En el tercer eje, el laboral, critican la lógica capitalista “en la que las mujeres tienen una posición precaria”. Han expuesto la paradoja de que, por un lado, se "ensalce" la maternidad mientras “se precariza y no se premia”, convirtiéndola en un lastre en el ámbito laboral. Además de acabar con la brecha salarial o la reforma laboral, reclaman jornadas de 35 horas semanales y medidas para la conciliación. Apuntan también al “techo de cristal”, expresión que simboliza la dificultad o incluso imposibilidad de las mujeres para acceder a puestos de responsabilidad, o el “suelo pegajoso”, una expresión “menos burguesa” referida a los impedimentos que sufren las migrantes o precarizadas.

Mila, Mónica y Clara durante la charla. FOTO: Gaspar Francés
Mila, Mónica y Clara durante la charla. FOTO: Gaspar Francés

El consumo es el último de los ejes de la huelga general feminista. No consumir en todos los ámbitos: Después de la manifestación no se va a los bares”, puntualizaron buscando así un impacto económico real. Resumiendo sus reivindicaciones, apuestan por el apoyo al consumo responsable, sostenible y local frente a las “grandes superficies colonialistas”, o la eliminación de la “tasa rosa” contra el hecho de que tengan que pagar más por productos “mercantilizados para mujeres”, lo que cifran en 1.300 euros más de gasto anual, o el IVA del 21% en higiene femenina. Piden también la erradicación de la publicidad sexista en todos sus formatos, proyectando varias imágenes publicitarias machistas, tanto “retro” como actuales, poniendo el ejemplo de una campaña del ‘Día del Niño’ de Carrefour durante el pasado verano con el lema “C de campeón y C de cocinera”.

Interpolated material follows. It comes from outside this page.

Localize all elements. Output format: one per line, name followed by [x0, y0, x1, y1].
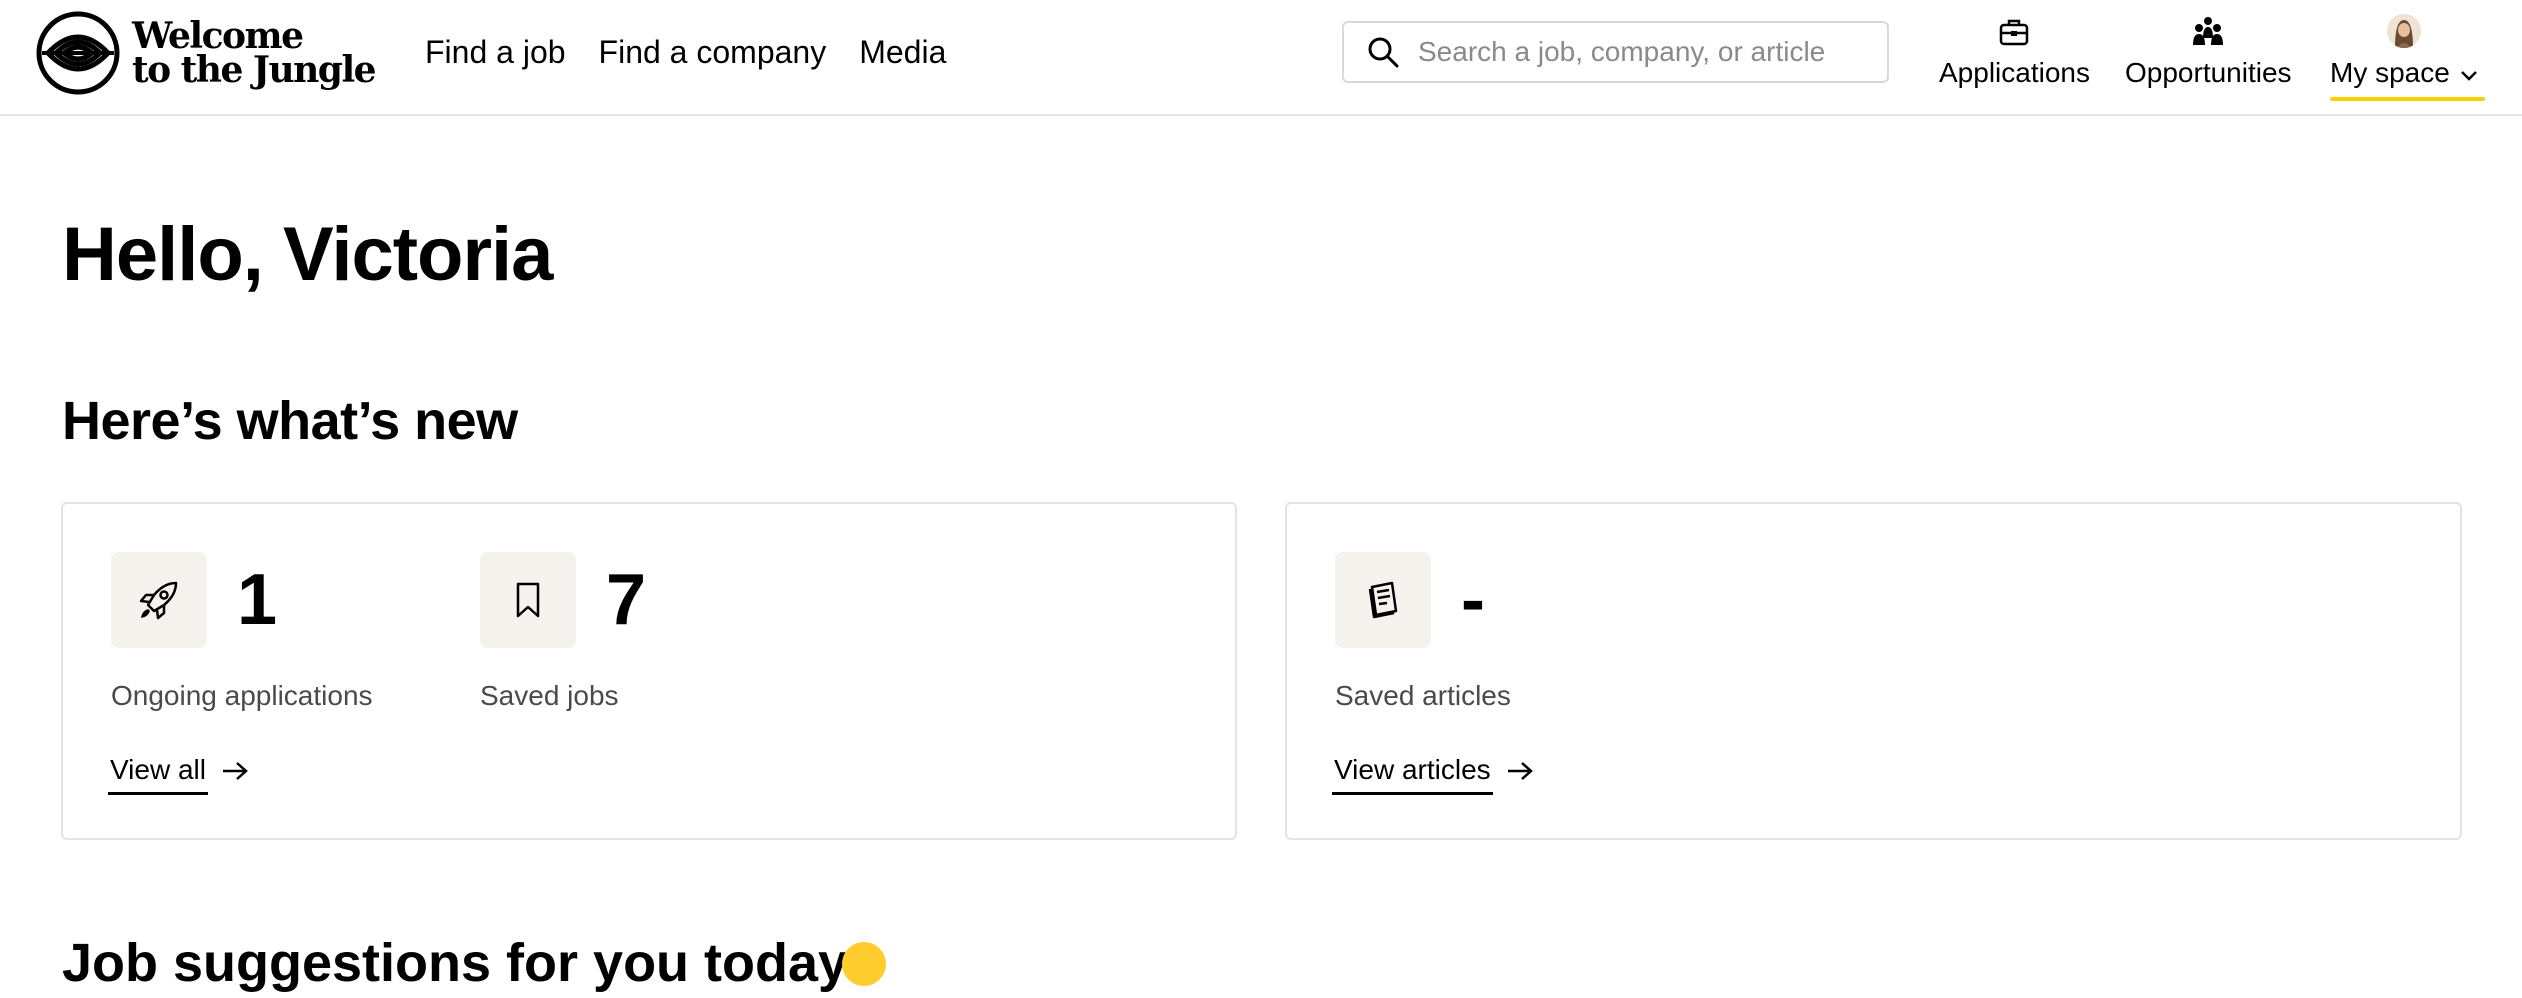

Además de los cuatro ejes de la huelga feminista, apuntan a otros temas transversales a sus reivindicaciones: Las fronteras, posicionándose contra ley de extranjería, los CIES, o los vuelos de deportación, y en favor de los derechos sanitarios; las violencias “de muchas clases, no solo físicas”, englobando aquí la constante amenaza de dar pasos atrás en toda clase de avances feministas; y el carácter antirepresivo, ya que “no queremos caer en un discurso carcelario” que “multiplica las violencias”, apoyando las reivindicaciones de las huelgas de hambre del colectivo ‘Presxs En Lucha’.

Antes de cerrar la charla con la proyección del vídeo editado por últimoCero como resumen de la huelga feminista de 2018, han recordado que sus asambleas son abiertas para “mujeres y personas no normativas”, siendo la próxima el miércoles 19 en el CSA Vientos del Pueblo, mientras que las siguientes asambleas estudiantiles serán los lunes 25 de febrero y 4 de marzo en el edificio de asociaciones de la Uva, facilitando su correo electrónico para responder dudas o consultas. Anuncian también una charla para el domingo 24, a las 12 del mediodía en el Centro Cívico Bailarín Vicente Escudero, junto a CNT y CGT.